È emersa così la presenza della famiglia Martino, già collegata a Grande Aracri, al cui vertice, secondo l’accusa, c’è il capo detenuto Vito Martino, composta principalmente dalla moglie e dai due figli, attivi sul territorio di Cutro in contrapposizione ai Ciampà- dragone, che ha cercato di affermarsi sempre più come famiglia di ‘ndrangheta autonoma.
L’inchiesta si è avvalsa anche del contributo dei collaboratori di giustizia Giuseppe Liperoti, Salvatore Muto, Angelo Salvatore Cortese, Antonio Valerio e Gaetano Aloe.
E’ stata certificata l’esistenza di una cosiddetta “bacinella”, finanziata anche tramite lo spaccio e lo smercio d’ingenti quantitativi di droga tra Cutro, Cosenza e Catanzaro per il sostegno economico di affiliati e famiglie dei detenuti.
Dagli accertamenti svolti è emersa la capacità di controllo del territorio grazie alle intimidazioni, tradotta nell’estorsione ai danni di titolari di attività commerciali e usura. Gli indagati, inoltre, avevano la disponibilità di armi, documentata da due sequestri effettuati nel 2021 e nel 2022. Gli investigatori hanno anche scoperto il danneggiamento delle auto di componenti di spicco della famiglia Martino, avvenuto con l’avallo del boss Domenico Mico Megna, ritenuto “significativo” per interpretare i rapporti tra le varie cosche della provincia e l’evoluzione dei rapporti di forza tra le stesse.
Nel corso della conferenza stampa il procuratore facente funzioni delle Dda di Catanzaro Vincenzo Capomolla ha raccontato come la moglie del boss Vito Martino, Veneranda Verni, di 54 anni, ha accolto la notizia del pentimento (poi fallito) del boss Grande Aracri: “Se si pente il capo – ha detto la donna – scriviamo un altro libro“.

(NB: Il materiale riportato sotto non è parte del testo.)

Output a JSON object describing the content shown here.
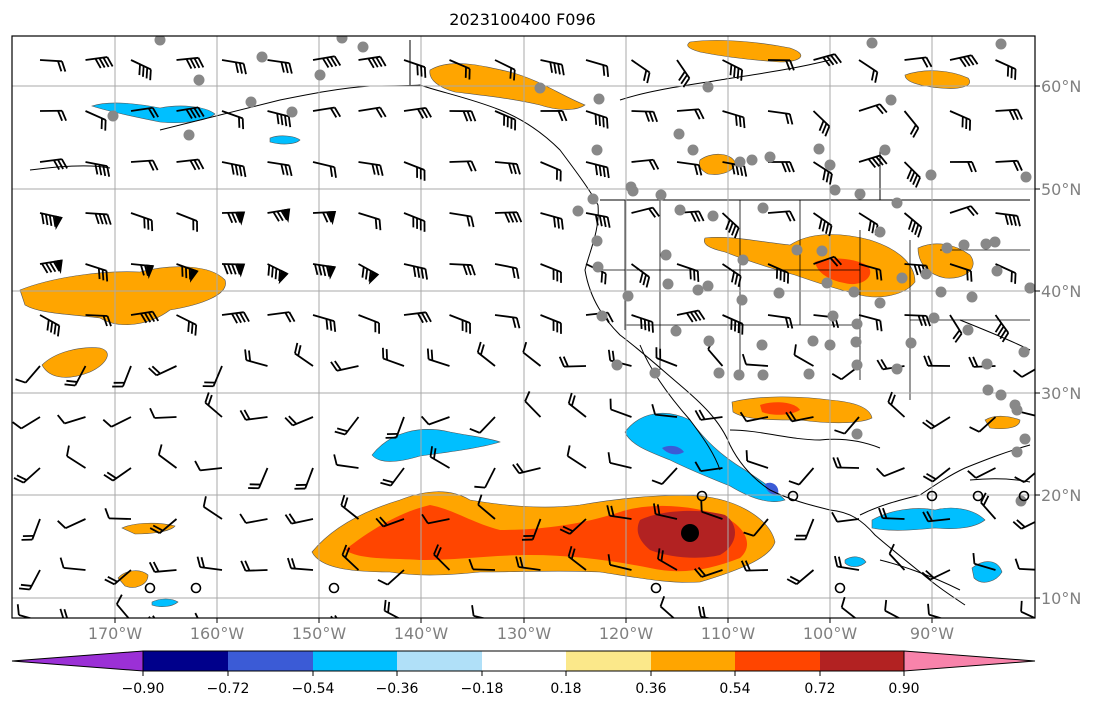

“La cosca si è rivitalizzata intorno alla figura di un esponente della consorteria che si trovava in carcere – ha affermato Capomolla – e che dal carcere ha continuato a dare ordini. Il soggetto in questione è Vito Martino, di 54 anni, storico componente dell’omonimo clan da sempre alleato ai Grande Aracri. L’uomo ha veicolato messaggi fuori dal carcere attraverso la propria moglie, anche lei arrestata.
Nella fase in cui i Martino prendono potere “emerge il ruolo delle donne – ha spiegato il colonnello Giovinazzo. L’indagata, infatti, non riportava solo i messaggi del consorte ma dirimeva controversie e impartiva ordini. L’indagine ha permesso di registrare le reazioni dei sodali alla notizia del pentimento di Grande Aracri: stupore, sgomento. Infine le strutture di comando e militari della cosca si sono mosse per colmare il vuoto e si sono strette intorno alla figura di Vito Martino“.